Les agressions physiques perdurent : 121 cas ont été rapportés. Elles ont lieu le plus souvent dans l’espace public.
« Se définissant comme “lesbienne et garçon manqué”, la jeune Leila nous contacte pour raconter son quotidien dans son quartier et au collège : les insultes – “erreur de la nature”, “travelo” –, les crachats, les bousculades et les agressions répétées. Un jour, elle s’est retrouvée à terre pendant qu’un groupe de personnes la frappait du pied », rapporte l’association.
Autre exemple : « En décembre 2016, un couple sort d’une boîte gay de Metz et est violemment agressé par cinq personnes d’une vingtaine d’années. Le groupe a déclaré vouloir “casser du PD”. Une des victimes a été rouée de coups à terre. » Dans cette affaire, une femme et trois hommes ont été interpellés début janvier.

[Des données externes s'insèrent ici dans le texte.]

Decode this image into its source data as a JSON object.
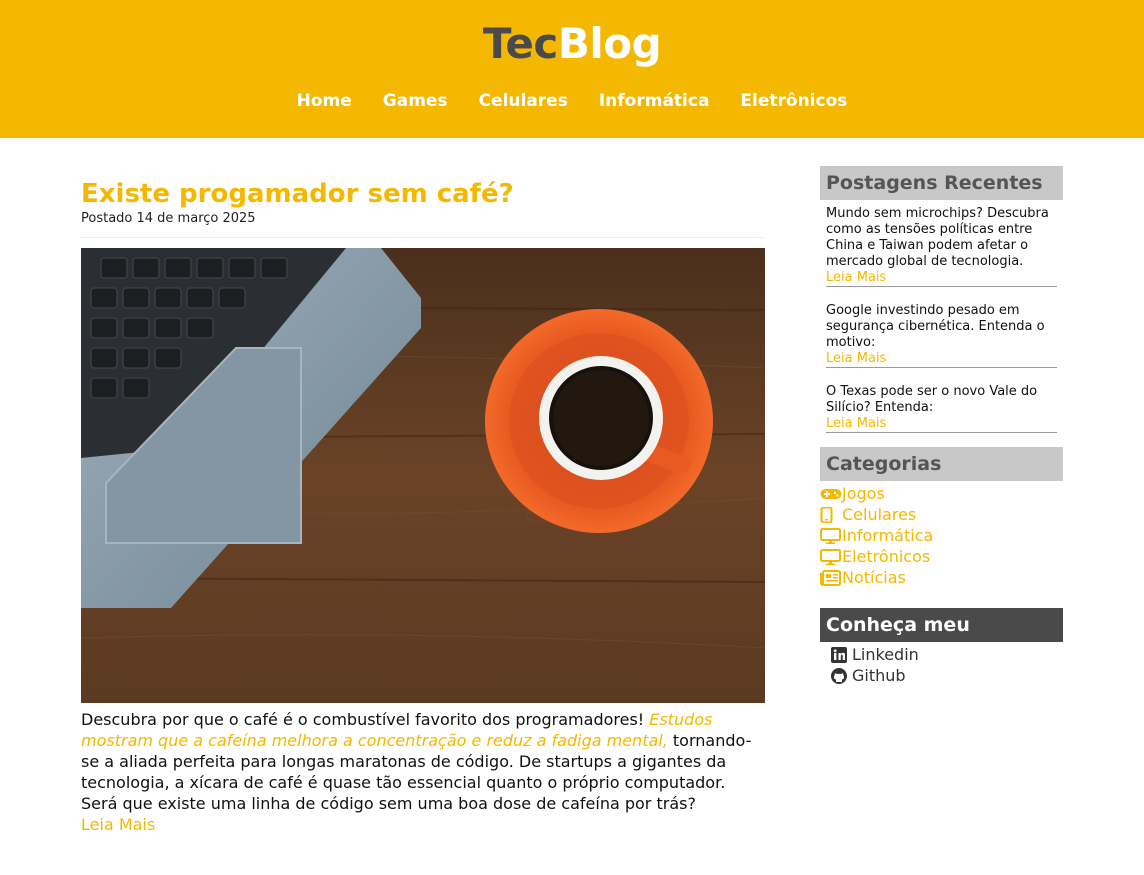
{
  "header": {
    "logo_part1": "Tec",
    "logo_part2": "Blog",
    "nav": [
      "Home",
      "Games",
      "Celulares",
      "Informática",
      "Eletrônicos"
    ]
  },
  "post": {
    "title": "Existe progamador sem café?",
    "date": "Postado 14 de março 2025",
    "text_intro": "Descubra por que o café é o combustível favorito dos programadores! ",
    "text_highlight": "Estudos mostram que a cafeína melhora a concentração e reduz a fadiga mental,",
    "text_rest": " tornando-se a aliada perfeita para longas maratonas de código. De startups a gigantes da tecnologia, a xícara de café é quase tão essencial quanto o próprio computador. Será que existe uma linha de código sem uma boa dose de cafeína por trás?",
    "read_more": "Leia Mais"
  },
  "sidebar": {
    "recent_title": "Postagens Recentes",
    "recent": [
      {
        "text": "Mundo sem microchips? Descubra como as tensões políticas entre China e Taiwan podem afetar o mercado global de tecnologia.",
        "link": "Leia Mais"
      },
      {
        "text": "Google investindo pesado em segurança cibernética. Entenda o motivo:",
        "link": "Leia Mais"
      },
      {
        "text": "O Texas pode ser o novo Vale do Silício? Entenda:",
        "link": "Leia Mais"
      }
    ],
    "categories_title": "Categorias",
    "categories": [
      {
        "label": "Jogos",
        "icon": "gamepad-icon"
      },
      {
        "label": "Celulares",
        "icon": "mobile-icon"
      },
      {
        "label": "Informática",
        "icon": "monitor-icon"
      },
      {
        "label": "Eletrônicos",
        "icon": "desktop-icon"
      },
      {
        "label": "Notícias",
        "icon": "newspaper-icon"
      }
    ],
    "work_title": "Conheça meu trabalho",
    "work": [
      {
        "label": "Linkedin",
        "icon": "linkedin-icon"
      },
      {
        "label": "Github",
        "icon": "github-icon"
      }
    ]
  },
  "colors": {
    "accent": "#f5b800",
    "logo_dark": "#4a4a4a",
    "sidebar_header": "#c8c8c8",
    "sidebar_header_dark": "#4a4a4a"
  }
}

« Ce n’est pas ce que le bon Dieu veut »
L’homophobie « au quotidien » persiste également. Elle est d’abord le fait de la famille et de l’entourage proche (15 % des témoignages). Aziz, qui s’interroge sur sa sexualité, rapporte les dires de son cousin : « Si j’ai un homosexuel dans ma famille, je lui plante un couteau dans le cœur. » Romain relate, lui, que ses parents l’ont traité de « débauché » à l’annonce de son homosexualité. « Ce n’est pas ce que le bon Dieu veut », ont-ils dit, offrant de lui « payer un abonnement à Meetic pour Noël pour redevenir hétéro ».
Le quartier, le lieu de travail, l’école, les commerces sont également le théâtre d’insultes, de harcèlement, de discriminations et de vexations.
Un propriétaire a ainsi dit à Kim et Joanna qu’il ne souhaitait pas louer à des couples homosexuels : « En tant que bon père de famille, je ne veux pas avoir à expliquer ça à mes enfants. » Les deux mères de Noémie, 4 ans, ont relaté leur inquiétude pour leur fille qui rencontre des difficultés à l’école. Des camarades lui ont expliqué que « c’est interdit d’avoir deux mamans ». L’institutrice s’est dérobée et a dit ne pas vouloir « prendre parti ».
Il arrive que les forces de l’ordre refusent d’enregistrer une plainte ou minimisent le caractère homophobe d’une agression. « C’est la double peine pour la victime, constate M. Deumier. Un gros travail de formation des agents publics a été entrepris. Il doit être poursuivi. »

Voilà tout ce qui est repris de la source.